All requirements are normalized so a requirement is satisfied when its value is less than 1. Here the final value is slightly greater than 1, indicating that the requirements are nearly satisfied. Use the output `fSoft` to see the tuned value of each requirement. Here we see that the first requirement (tracking) is slightly violated while the second requirement (margins) is satisfied.

`fSoft`
```fSoft = 1×2 1.3483 0.6356 ```

The first output `T` of `systune` is the "tuned" closed-loop model. Use `showTunable` or `getBlockValue` to access the tuned values of the PI gains and filter coefficient:

`getBlockValue(T,'C') % tuned value of PI controller`
```ans = 1 Kp + Ki * --- s with Kp = 0.00104, Ki = 0.0208 Name: C Continuous-time PI controller in parallel form. ```
`showTunable(T) % tuned values of all tunable elements`
```C = 1 Kp + Ki * --- s with Kp = 0.00104, Ki = 0.0208 Name: C Continuous-time PI controller in parallel form. ----------------------------------- a = 3.2e+03 ```

### Validating Results

First use `viewGoal` to inspect how the tuned system does against each requirement. The first plot shows the tracking error as a function of frequency, and the second plot shows the normalized disk margins as a function of frequency (see `diskmargin`). See the "Creating Design Requirements" example for details.

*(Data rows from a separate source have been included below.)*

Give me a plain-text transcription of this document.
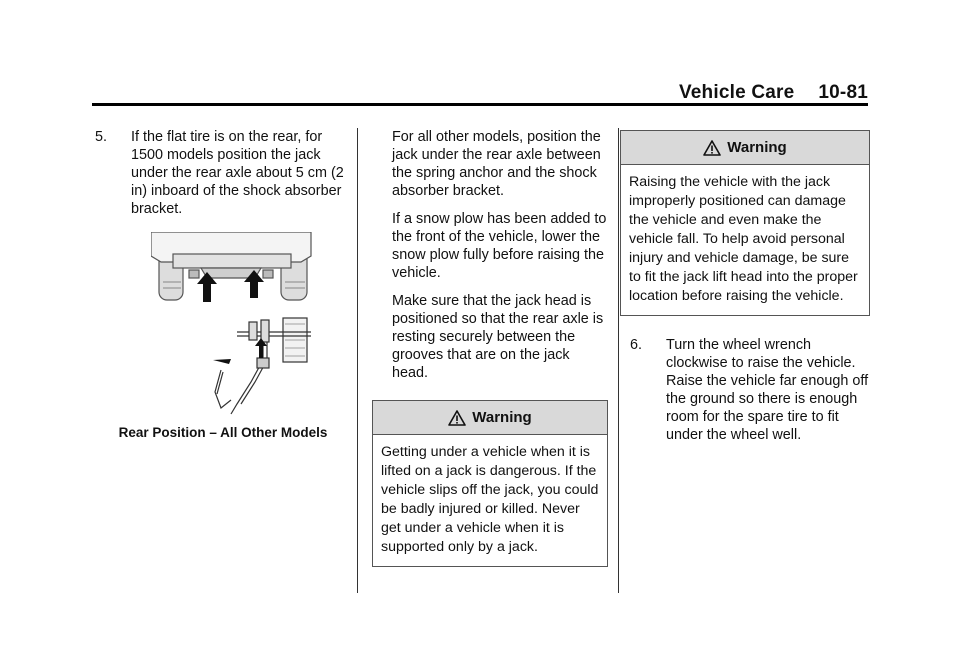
Vehicle Care 10-81
5.	If the flat tire is on the rear, for 1500 models position the jack under the rear axle about 5 cm (2 in) inboard of the shock absorber bracket.
Rear Position – All Other Models

For all other models, position the jack under the rear axle between the spring anchor and the shock absorber bracket.

If a snow plow has been added to the front of the vehicle, lower the snow plow fully before raising the vehicle.

Make sure that the jack head is positioned so that the rear axle is resting securely between the grooves that are on the jack head.

Warning
Getting under a vehicle when it is lifted on a jack is dangerous. If the vehicle slips off the jack, you could be badly injured or killed. Never get under a vehicle when it is supported only by a jack.
Warning
Raising the vehicle with the jack improperly positioned can damage the vehicle and even make the vehicle fall. To help avoid personal injury and vehicle damage, be sure to fit the jack lift head into the proper location before raising the vehicle.
6.	Turn the wheel wrench clockwise to raise the vehicle. Raise the vehicle far enough off the ground so there is enough room for the spare tire to fit under the wheel well.
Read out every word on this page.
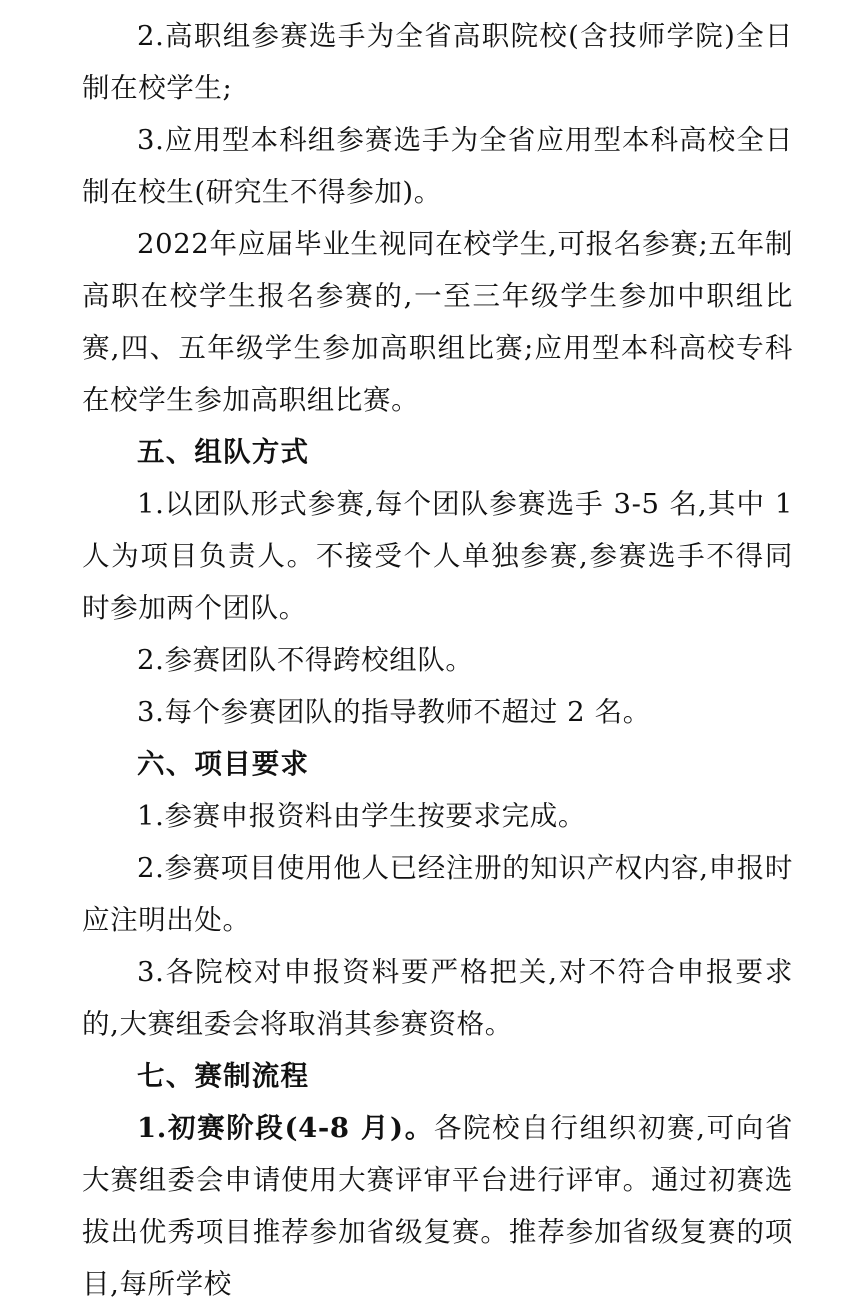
2.高职组参赛选手为全省高职院校(含技师学院)全日制在校学生;

3.应用型本科组参赛选手为全省应用型本科高校全日制在校生(研究生不得参加)。

2022年应届毕业生视同在校学生,可报名参赛;五年制高职在校学生报名参赛的,一至三年级学生参加中职组比赛,四、五年级学生参加高职组比赛;应用型本科高校专科在校学生参加高职组比赛。

五、组队方式

1.以团队形式参赛,每个团队参赛选手 3-5 名,其中 1 人为项目负责人。不接受个人单独参赛,参赛选手不得同时参加两个团队。

2.参赛团队不得跨校组队。

3.每个参赛团队的指导教师不超过 2 名。

六、项目要求

1.参赛申报资料由学生按要求完成。

2.参赛项目使用他人已经注册的知识产权内容,申报时应注明出处。

3.各院校对申报资料要严格把关,对不符合申报要求的,大赛组委会将取消其参赛资格。

七、赛制流程

1.初赛阶段(4-8 月)。各院校自行组织初赛,可向省大赛组委会申请使用大赛评审平台进行评审。通过初赛选拔出优秀项目推荐参加省级复赛。推荐参加省级复赛的项目,每所学校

`clf, viewGoal([Req1 Req2],T)`

Next plot the closed-loop step response from reference `r` to head position `y`. The response has no overshoot but wobbles a little.

`clf, step(T)`

To investigate further, use `getLoopTransfer` to get the open-loop response at the plant input.

```L = getLoopTransfer(T,'u'); bode(L,{1e3,1e6}), grid title('Open-loop response')```

The wobble is due to the first resonance after the gain crossover. To eliminate it, you could add a notch filter to the feedback loop and tune its coefficients along with the lowpass coefficient and PI gains using `systune`.